Clare - The heart of the battery is very much the two different materials that make up the electrodes and actually, store the energy. So, one of them is called the positive and one of them is called the negative. The positive electrode contains a material called lithium cobalt oxide and that contains layers of lithium, cobalt and oxygen, and the negative is made up of graphite. So that's the same material that's in pencils.
So, when you put it together, you have your lithium cobalt oxide, and your graphite, and that's the battery that's been around for 25 years. It's in our mobile phones and it's in our laptops. It's really sort of kicked off the whole portable electronics revolution.
Chris - So, it's sort of based chemically on the fact that you have two chemicals and one wants to give away electrons - negative charges - the other chemical wants to soak them up in some way by a chemical reaction happening and we can tap off those surplus electrons and send them around a circuit before allowing it to complete that journey.
Clare - That's right and work and do some load.
Chris - So, what's the problem with the present generation then of car batteries like the electric car that Waseem had that went flat on him? Why are the batteries not better?
Clare - Well, there were multiple problems but the biggest one is that the amount of electrons and the energy density. So the energy density is the voltage times the number of electrons you can get out of them is limited by the weight of the material and the type of material. And so, that's problem number one. Problem number two is it's difficult to charge and discharge the batteries multiple times. So, you're used to your mobile phone batteries lasting for a couple of years if you're lucky.

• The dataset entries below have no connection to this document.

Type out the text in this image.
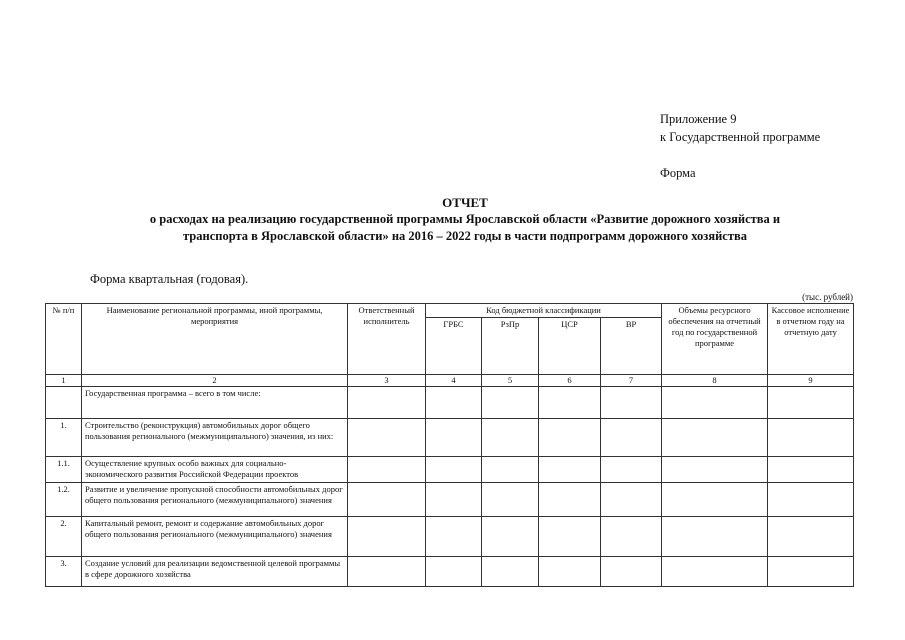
Приложение 9
к Государственной программе
Форма
ОТЧЕТ
о расходах на реализацию государственной программы Ярославской области «Развитие дорожного хозяйства и
транспорта в Ярославской области» на 2016 – 2022 годы в части подпрограмм дорожного хозяйства
Форма квартальная (годовая).
(тыс. рублей)
№ п/п	Наименование региональной программы, иной программы, мероприятия	Ответственный исполнитель	Код бюджетной классификации				Объемы ресурсного обеспечения на отчетный год по государственной программе	Кассовое исполнение в отчетном году на отчетную дату
			ГРБС	РзПр	ЦСР	ВР		
1	2	3	4	5	6	7	8	9
	Государственная программа – всего в том числе:							
1.	Строительство (реконструкция) автомобильных дорог общего пользования регионального (межмуниципального) значения, из них:							
1.1.	Осуществление крупных особо важных для социально-экономического развития Российской Федерации проектов							
1.2.	Развитие и увеличение пропускной способности автомобильных дорог общего пользования регионального (межмуниципального) значения							
2.	Капитальный ремонт, ремонт и содержание автомобильных дорог общего пользования регионального (межмуниципального) значения							
3.	Создание условий для реализации ведомственной целевой программы в сфере дорожного хозяйства							
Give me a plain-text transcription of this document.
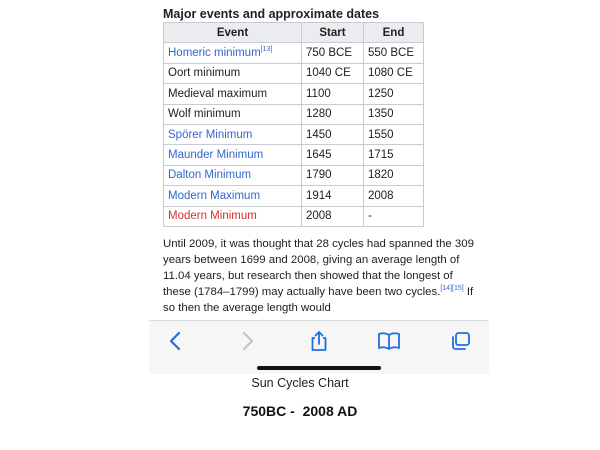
Major events and approximate dates
Event	Start	End
Homeric minimum[13]	750 BCE	550 BCE
Oort minimum	1040 CE	1080 CE
Medieval maximum	1100	1250
Wolf minimum	1280	1350
Spörer Minimum	1450	1550
Maunder Minimum	1645	1715
Dalton Minimum	1790	1820
Modern Maximum	1914	2008
Modern Minimum	2008	-

Until 2009, it was thought that 28 cycles had spanned the 309 years between 1699 and 2008, giving an average length of 11.04 years, but research then showed that the longest of these (1784–1799) may actually have been two cycles.[14][15] If so then the average length would

Sun Cycles Chart
750BC -  2008 AD
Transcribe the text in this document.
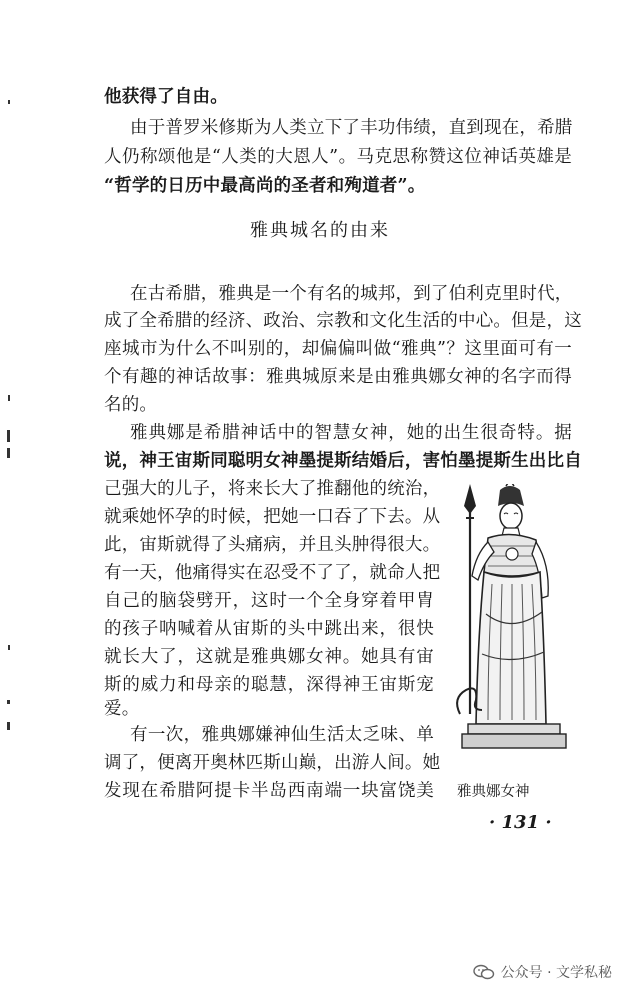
他获得了自由。
由于普罗米修斯为人类立下了丰功伟绩，直到现在，希腊
人仍称颂他是“人类的大恩人”。马克思称赞这位神话英雄是
“哲学的日历中最高尚的圣者和殉道者”。
雅典城名的由来
在古希腊，雅典是一个有名的城邦，到了伯利克里时代，
成了全希腊的经济、政治、宗教和文化生活的中心。但是，这
座城市为什么不叫别的，却偏偏叫做“雅典”？这里面可有一
个有趣的神话故事：雅典城原来是由雅典娜女神的名字而得
名的。
雅典娜是希腊神话中的智慧女神，她的出生很奇特。据
说，神王宙斯同聪明女神墨提斯结婚后，害怕墨提斯生出比自
己强大的儿子，将来长大了推翻他的统治，
就乘她怀孕的时候，把她一口吞了下去。从
此，宙斯就得了头痛病，并且头肿得很大。
有一天，他痛得实在忍受不了了，就命人把
自己的脑袋劈开，这时一个全身穿着甲胄
的孩子呐喊着从宙斯的头中跳出来，很快
就长大了，这就是雅典娜女神。她具有宙
斯的威力和母亲的聪慧，深得神王宙斯宠
爱。
有一次，雅典娜嫌神仙生活太乏味、单
调了，便离开奥林匹斯山巅，出游人间。她
发现在希腊阿提卡半岛西南端一块富饶美 雅典娜女神
· 131 ·
公众号 · 文学私秘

But you want your car batteries last for 7 or 10 years because it's so expensive. And so, what's happening in these batteries is the lithiums are moving backwards and forwards from our lithium cobalt oxide to our graphite. And we're expecting these materials not to change but they will eventually do that.
Chris - I suppose it's a bit like, if I keep shoving a key and a lock and pulling it out again, eventually, the lock wears and the key gets loosen the lock and it's sort of similar with your battery architecture.

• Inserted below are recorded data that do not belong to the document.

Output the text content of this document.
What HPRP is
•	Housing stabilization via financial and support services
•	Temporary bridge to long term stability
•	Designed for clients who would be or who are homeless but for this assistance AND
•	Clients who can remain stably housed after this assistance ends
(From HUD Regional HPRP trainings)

Clare - Yes and the other problem also is that - so, if I put my battery together, it wouldn't work because I got lithium cobalt oxide, and graphite. They're not oxidised and reduced. So, what I need to do is I needed to charge them so I have to put them on my charger. And then I make very reactive materials and then those reactive materials can react with other components in the battery like the electrolytes. So, the electrolyte is the liquid that allows the lithium ions to move backwards and forwards.

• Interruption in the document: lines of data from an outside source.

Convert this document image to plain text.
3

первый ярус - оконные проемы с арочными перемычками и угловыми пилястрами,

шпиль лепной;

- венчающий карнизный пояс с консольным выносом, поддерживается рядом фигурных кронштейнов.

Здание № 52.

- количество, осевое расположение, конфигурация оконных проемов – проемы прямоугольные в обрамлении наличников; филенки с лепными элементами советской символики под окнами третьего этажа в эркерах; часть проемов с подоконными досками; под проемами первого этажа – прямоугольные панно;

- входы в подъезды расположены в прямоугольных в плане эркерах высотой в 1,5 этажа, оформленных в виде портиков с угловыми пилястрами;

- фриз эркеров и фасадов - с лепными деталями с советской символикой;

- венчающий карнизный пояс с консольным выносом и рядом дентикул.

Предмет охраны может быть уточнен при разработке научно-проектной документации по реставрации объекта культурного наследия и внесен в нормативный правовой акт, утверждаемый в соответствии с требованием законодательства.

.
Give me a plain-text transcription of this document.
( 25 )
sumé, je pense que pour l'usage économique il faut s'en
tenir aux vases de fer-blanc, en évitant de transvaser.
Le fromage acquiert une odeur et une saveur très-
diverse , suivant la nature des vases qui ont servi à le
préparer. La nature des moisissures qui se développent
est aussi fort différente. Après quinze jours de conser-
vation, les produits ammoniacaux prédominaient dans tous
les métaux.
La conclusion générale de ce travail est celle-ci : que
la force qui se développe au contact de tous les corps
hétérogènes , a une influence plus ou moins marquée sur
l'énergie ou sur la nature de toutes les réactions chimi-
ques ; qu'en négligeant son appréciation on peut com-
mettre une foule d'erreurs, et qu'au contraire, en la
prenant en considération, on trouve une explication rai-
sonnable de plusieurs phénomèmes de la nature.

And so overtime, all of these reactions create side products and they eat out lithium and gradually, the capacity dies. And so, that's one of the major reasons your battery and your cell phone is dying is because of these side reactions.
Chris - And the research that you're announcing this week that may help to solve this problem, what is that and how does it work?
Clare - So it's a very different chemistry and I should stress there's a lot of work globally on this type of chemistry and it's called a lithium air battery. So, it's a battery where lithium reacts with oxygen in the air and that has the same theoretical energy densities as gasoline or it approaches it. So in gasoline is an amazing material because you're storing energy between the CC, the carbon bonds in these carbon hydrogen bonds. So, it's been very difficult to get to the same energy density.
But because you're reacting lithium and oxygen, and both of those are very light, if we could get that to work, it's the so-called ultimate battery chemistry. So, people have been able to make a lot of progress on this chemistry, but it's been very difficult to get the reaction of lithium peroxide and back to oxygen reversibly.
Chris - And have you managed to solve that?
Clare - We have done something quite different. What we've shown is that if we add an extra chemical, in this case, it's lithium iodide - instead of forming lithium peroxide, we actually form lithium hydroxide. And so now, it's a reaction of lithium plus water and oxygen to form the lithium hydroxide and we can reversibly do this for multiple cycles. And so, our batteries have been out there for months, cycling backwards and forwards.
What's really interesting about the new chemistry is that it's got water in it. And so, what we're doing is we're getting one step closer to what we really want and that's the lithium air battery.
So, we want a battery than can breathe the same air that we have although we all breathe that contains oxygen, nitrogen, carbon dioxide and water. Our battery for the first time actually tolerated the water.